The Conservatives’ policy to permit the Quebec Provincial government to have greater powers to limit non-permanent residents in the province would essentially enlist Quebec national chauvinism as a political enforcer in the ruling class’ demonization of immigrants. In another sop to Quebec nationalism, which has developed in an increasingly xenophobic direction, including by denouncing immigrants for allegedly threatening to undermine the French language, Poilievre pledged not to intervene if legal appeals against the province’s new language law, known as Bill 96, reach the Supreme Court. Bill 96 gives preferential treatment to the French language in a wide range of areas of public life and has drawn legal challenges by speakers of minority languages in Canada’s only majority French-speakimg province. But Poilievre insisted that all provinces should have the right to make their own laws, even if these violate Charter rights.
The overwhelming support within ruling circles for an authoritarian regime based on anti-immigrant chauvinism and contempt for democratic rights, irrespective of the result of Monday’s election, arises from the recognition that their reactionary agenda will meet with broad-based popular opposition that they will need to ruthlessly suppress. Tax handouts for the financial oligarchy, the deregulation of all areas of social and economic life to increase corporate profits, and rearmament in preparation for war are not policies that enjoy broad-based popular support.
A Conservative government would ramp up defence spending to 2 percent of GDP. Meeting this target, which the Liberals and NDP also support, would require tens of billions in new spending each year, and savage cuts to social services upon which millions of workers and their families rely. Like the other parties, the Tories want to see a major expansion of Canada’s military presence in the Arctic, where inter-imperialist and great-power rivalries over control of raw materials, trade roots, and strategically important territories are mounting due to the impact of climate change.
As the Socialist Equality Party insisted in its election statement, “Oppose austerity, imperialist war, Trump and ‘Team Canada’! Unite Canadian, US and Mexican workers in the fight for a workers’ North America!”:
Workers must intervene independently in this crisis with their own socialist program and strategy to defend their class interests, which are irreconcilably opposed to those of both Canadian capital and Trump. They must not allow themselves to be dragooned into a predatory conflict of rival capitalist cliques that is being fought on the backs of the workers of North America and the world. Rather they must forge unity with workers in the US, Mexico and beyond in the struggle to defend and secure the jobs and social and democratic rights of all workers.

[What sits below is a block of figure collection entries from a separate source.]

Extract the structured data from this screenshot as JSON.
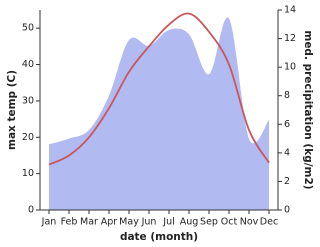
{
  "chart_data": {
    "type": "line-area",
    "categories": [
      "Jan",
      "Feb",
      "Mar",
      "Apr",
      "May",
      "Jun",
      "Jul",
      "Aug",
      "Sep",
      "Oct",
      "Nov",
      "Dec"
    ],
    "x_label": "date (month)",
    "y_label": "max temp (C)",
    "y2_label": "med. precipitation (kg/m2)",
    "ylim": [
      0,
      55
    ],
    "yticks": [
      0,
      10,
      20,
      30,
      40,
      50
    ],
    "y2lim": [
      0,
      14
    ],
    "y2ticks": [
      0,
      2,
      4,
      6,
      8,
      10,
      12,
      14
    ],
    "series": [
      {
        "name": "med. precipitation",
        "type": "area",
        "axis": "y2",
        "color": "#b2baf2",
        "values": [
          4.6,
          5.0,
          5.6,
          8.0,
          11.9,
          11.5,
          12.6,
          12.3,
          9.5,
          13.4,
          5.0,
          6.3
        ]
      },
      {
        "name": "max temp",
        "type": "line",
        "axis": "y",
        "color": "#c9565a",
        "values": [
          12.5,
          15,
          20,
          28,
          38,
          45,
          51,
          54,
          49,
          40,
          22,
          13
        ]
      }
    ]
  }
}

To fight for this program, workers must build new organizations of class struggle, in political opposition to the unions and the NDP. If the next government will be led either by the servant of the oligarchs Carney or the far-right demagogue Pierre Poilievre, it is because the unions and NDP have systematically suppressed the class struggle. The labour bureaucrats’ role in “Team Canada” is a continuation and intensification of their decades-long corporatist integration with management and the state that has seen them impose round after round of contract concessions, enforce devastating job cuts in basic industry, and sabotage mass working class resistance to austerity. For the last five years, the unions and NDP propped up the Trudeau Liberal government as it waged war, broke strikes, imposed inflation-driven real wage cuts, and presided over the ruling class’ ruinous profit-before-lives COVID-19 pandemic policy.